I was afraid I might be lonely, away from the vigour of London, and indeed, occasionally I do find myself possessed of solitude. I am flooded by the remembrance of things long past. That blackberry summer. That grief. A shock so intense that even now, so many years later, it still stabs like a knife edge between my ribs.

But in the general course of things, I am very far from lonely. My work occupies me. The telephone keeps me in contact with friends both here and abroad, And this particular weekend, Erin is here. She is still my closest friend, a Californian, beautiful and wild, who sometimes spent summers with us, while her archaeologist parents worked in Africa. Currently living in London, she is attached to the American Embassy in some capacity I've never quite understood. She has a State-Department-owned flat in Sloane Street, four times the size of mine, furnished in Scandinavian minimalism, with a few startling canvasses on the walls, painted by Erin herself. She eats out nearly every night, and when she's at home, opens tins of baked beans, a taste she acquired years ago after enjoying the subtleties of my mother's post-war cuisine. This is her first visit since I moved in.

She settles into a corner of the big Chesterfield I bought from the auction rooms over in Sandwich, and spreads her arms across the back of it. Her sandy hair springs around her head like a lion's mane. On her elegant feet are gold sandals with the thinnest of high heels. Her toenails are painted a rich chocolate colour which precisely matches the short skirt she wears. She is tanned and lithe, far too exotic for this provincial town. She is beautiful, and knows it, but that hasn't spoiled the sweetness of her character. Men follow her with their tongues hanging out, but she is still waiting for Mr Right, who is proving surprisingly elusive.

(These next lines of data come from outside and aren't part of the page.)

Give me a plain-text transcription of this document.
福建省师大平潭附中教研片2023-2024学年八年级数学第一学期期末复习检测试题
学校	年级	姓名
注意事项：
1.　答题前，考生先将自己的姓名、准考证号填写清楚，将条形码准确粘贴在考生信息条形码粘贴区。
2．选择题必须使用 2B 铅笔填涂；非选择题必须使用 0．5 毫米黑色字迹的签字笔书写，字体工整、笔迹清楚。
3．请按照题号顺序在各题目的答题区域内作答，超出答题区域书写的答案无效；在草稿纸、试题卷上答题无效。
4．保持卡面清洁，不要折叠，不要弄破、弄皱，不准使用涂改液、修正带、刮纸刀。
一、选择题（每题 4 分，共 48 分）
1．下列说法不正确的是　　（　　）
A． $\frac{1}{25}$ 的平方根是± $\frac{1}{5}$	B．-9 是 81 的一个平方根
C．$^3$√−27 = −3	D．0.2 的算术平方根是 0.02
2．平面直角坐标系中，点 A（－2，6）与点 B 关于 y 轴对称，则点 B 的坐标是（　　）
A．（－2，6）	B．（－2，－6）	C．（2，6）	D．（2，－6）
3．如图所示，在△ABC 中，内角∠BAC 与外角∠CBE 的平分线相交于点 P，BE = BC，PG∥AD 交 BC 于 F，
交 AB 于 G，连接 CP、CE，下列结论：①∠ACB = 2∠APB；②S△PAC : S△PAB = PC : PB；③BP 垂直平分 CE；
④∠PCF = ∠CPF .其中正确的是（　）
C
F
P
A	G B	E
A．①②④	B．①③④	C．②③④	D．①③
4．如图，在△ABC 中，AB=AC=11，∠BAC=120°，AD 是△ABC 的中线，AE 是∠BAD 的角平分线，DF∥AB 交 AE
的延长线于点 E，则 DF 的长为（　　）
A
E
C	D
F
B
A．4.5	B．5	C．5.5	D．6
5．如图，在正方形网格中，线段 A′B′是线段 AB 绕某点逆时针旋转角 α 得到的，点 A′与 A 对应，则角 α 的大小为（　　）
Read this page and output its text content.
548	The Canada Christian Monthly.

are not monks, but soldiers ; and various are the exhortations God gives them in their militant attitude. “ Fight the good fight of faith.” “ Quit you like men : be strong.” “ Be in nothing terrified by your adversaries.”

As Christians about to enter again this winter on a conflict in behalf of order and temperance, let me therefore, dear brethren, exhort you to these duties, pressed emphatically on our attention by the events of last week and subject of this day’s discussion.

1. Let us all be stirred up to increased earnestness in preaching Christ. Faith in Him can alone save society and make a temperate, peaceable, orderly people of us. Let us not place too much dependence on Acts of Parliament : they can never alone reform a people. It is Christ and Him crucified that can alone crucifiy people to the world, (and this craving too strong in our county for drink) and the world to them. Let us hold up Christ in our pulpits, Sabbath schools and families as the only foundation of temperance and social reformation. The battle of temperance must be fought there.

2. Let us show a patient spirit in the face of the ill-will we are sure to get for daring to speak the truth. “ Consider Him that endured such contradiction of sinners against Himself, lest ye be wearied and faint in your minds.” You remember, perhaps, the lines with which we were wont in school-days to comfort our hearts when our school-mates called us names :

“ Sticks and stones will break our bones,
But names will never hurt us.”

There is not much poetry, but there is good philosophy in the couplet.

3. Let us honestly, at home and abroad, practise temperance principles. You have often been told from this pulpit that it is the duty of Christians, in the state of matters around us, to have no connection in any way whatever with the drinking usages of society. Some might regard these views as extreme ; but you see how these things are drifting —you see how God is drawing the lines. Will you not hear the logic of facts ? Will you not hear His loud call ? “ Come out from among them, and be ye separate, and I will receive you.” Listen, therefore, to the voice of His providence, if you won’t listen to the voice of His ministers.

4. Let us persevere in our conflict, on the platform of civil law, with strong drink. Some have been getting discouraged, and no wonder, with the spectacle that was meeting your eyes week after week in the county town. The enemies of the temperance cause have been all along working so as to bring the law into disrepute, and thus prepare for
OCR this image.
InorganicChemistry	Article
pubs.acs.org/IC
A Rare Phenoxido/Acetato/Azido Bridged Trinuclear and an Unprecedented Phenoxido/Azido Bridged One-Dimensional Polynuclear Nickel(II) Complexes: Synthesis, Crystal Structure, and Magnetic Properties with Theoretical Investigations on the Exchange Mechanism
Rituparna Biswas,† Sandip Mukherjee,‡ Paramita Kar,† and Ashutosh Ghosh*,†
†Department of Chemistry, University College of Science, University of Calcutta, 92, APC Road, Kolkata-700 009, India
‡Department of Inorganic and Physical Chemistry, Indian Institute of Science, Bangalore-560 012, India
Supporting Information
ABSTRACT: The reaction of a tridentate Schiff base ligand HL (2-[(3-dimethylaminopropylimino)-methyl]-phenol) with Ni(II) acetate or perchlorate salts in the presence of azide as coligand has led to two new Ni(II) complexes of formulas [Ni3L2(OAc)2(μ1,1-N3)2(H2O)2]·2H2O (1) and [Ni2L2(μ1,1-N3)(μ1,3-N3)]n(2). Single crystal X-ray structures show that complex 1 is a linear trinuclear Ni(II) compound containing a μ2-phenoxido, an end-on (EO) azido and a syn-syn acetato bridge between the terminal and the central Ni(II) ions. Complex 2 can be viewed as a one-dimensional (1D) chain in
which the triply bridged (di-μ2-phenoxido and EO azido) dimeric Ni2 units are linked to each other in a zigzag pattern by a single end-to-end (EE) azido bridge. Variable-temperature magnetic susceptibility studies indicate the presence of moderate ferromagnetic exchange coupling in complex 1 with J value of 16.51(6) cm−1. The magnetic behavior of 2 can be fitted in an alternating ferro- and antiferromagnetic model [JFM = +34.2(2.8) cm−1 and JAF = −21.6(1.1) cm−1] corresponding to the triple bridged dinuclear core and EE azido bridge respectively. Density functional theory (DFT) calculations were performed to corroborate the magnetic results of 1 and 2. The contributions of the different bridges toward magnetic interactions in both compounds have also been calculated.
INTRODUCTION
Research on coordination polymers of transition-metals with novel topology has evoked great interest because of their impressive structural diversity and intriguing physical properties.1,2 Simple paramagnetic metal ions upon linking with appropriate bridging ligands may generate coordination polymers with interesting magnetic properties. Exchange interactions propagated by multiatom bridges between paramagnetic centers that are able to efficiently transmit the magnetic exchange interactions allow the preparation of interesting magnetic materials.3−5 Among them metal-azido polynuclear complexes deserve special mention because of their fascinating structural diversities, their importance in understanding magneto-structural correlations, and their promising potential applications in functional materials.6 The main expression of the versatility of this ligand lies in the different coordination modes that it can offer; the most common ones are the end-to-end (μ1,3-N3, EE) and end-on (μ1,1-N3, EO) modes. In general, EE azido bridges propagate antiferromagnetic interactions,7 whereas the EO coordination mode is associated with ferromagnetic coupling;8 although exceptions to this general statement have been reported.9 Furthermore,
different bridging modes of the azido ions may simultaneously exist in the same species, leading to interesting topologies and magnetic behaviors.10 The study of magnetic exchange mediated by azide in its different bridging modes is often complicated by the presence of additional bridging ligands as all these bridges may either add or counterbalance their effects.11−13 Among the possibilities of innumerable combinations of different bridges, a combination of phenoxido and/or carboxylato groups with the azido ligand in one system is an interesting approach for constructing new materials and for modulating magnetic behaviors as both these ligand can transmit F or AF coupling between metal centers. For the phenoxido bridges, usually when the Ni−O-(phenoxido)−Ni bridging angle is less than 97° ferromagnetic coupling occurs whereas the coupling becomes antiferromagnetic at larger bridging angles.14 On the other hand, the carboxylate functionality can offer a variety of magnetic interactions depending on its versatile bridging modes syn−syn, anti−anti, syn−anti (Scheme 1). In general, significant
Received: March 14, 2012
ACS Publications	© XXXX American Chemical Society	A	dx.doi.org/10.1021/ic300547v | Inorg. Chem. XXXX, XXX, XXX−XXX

‘You do realize that you'll go nuts here, don't you?' she says.

‘How do you figure that?' I say.

‘For one thing, sweets, just take a peek out the window.'

‘And?'

‘There is no one out there. Not one single person.'

‘I can see at least four fishermen. And a woman on a bike. And two people walking dogs.'

‘I mean no one you'd want to spend time with,' Erin says. ‘What are you going to do down here for God's sake? Who're you going to talk to?'

‘Give me time.'

‘I'll give you all the time in the world and you still won't find a kindred spirit down here. Jeez!' She springs to her feet and strides across the room, her calf muscles bunching, to sit beside me on the window-seat I found a local carpenter to build for me.

As so often, she's wrong. The fishing-cottages at the north end of the town have become bijou weekend retreats for jaded Londoners. Although I don't tell Erin this, I've already met a few of them, through the people who own the flat below mine. Most of them are not fishermen, but nor are they people I'd want to spend a lot of time with. One or two are people whose company I enjoyed. And there's Julian and his wife. Already I'm planning a supper party, enjoying the thought of getting out linen and silver, of buffing up furniture, unpacking Aunt's dinner service for the first time, polishing glasses, preparing food.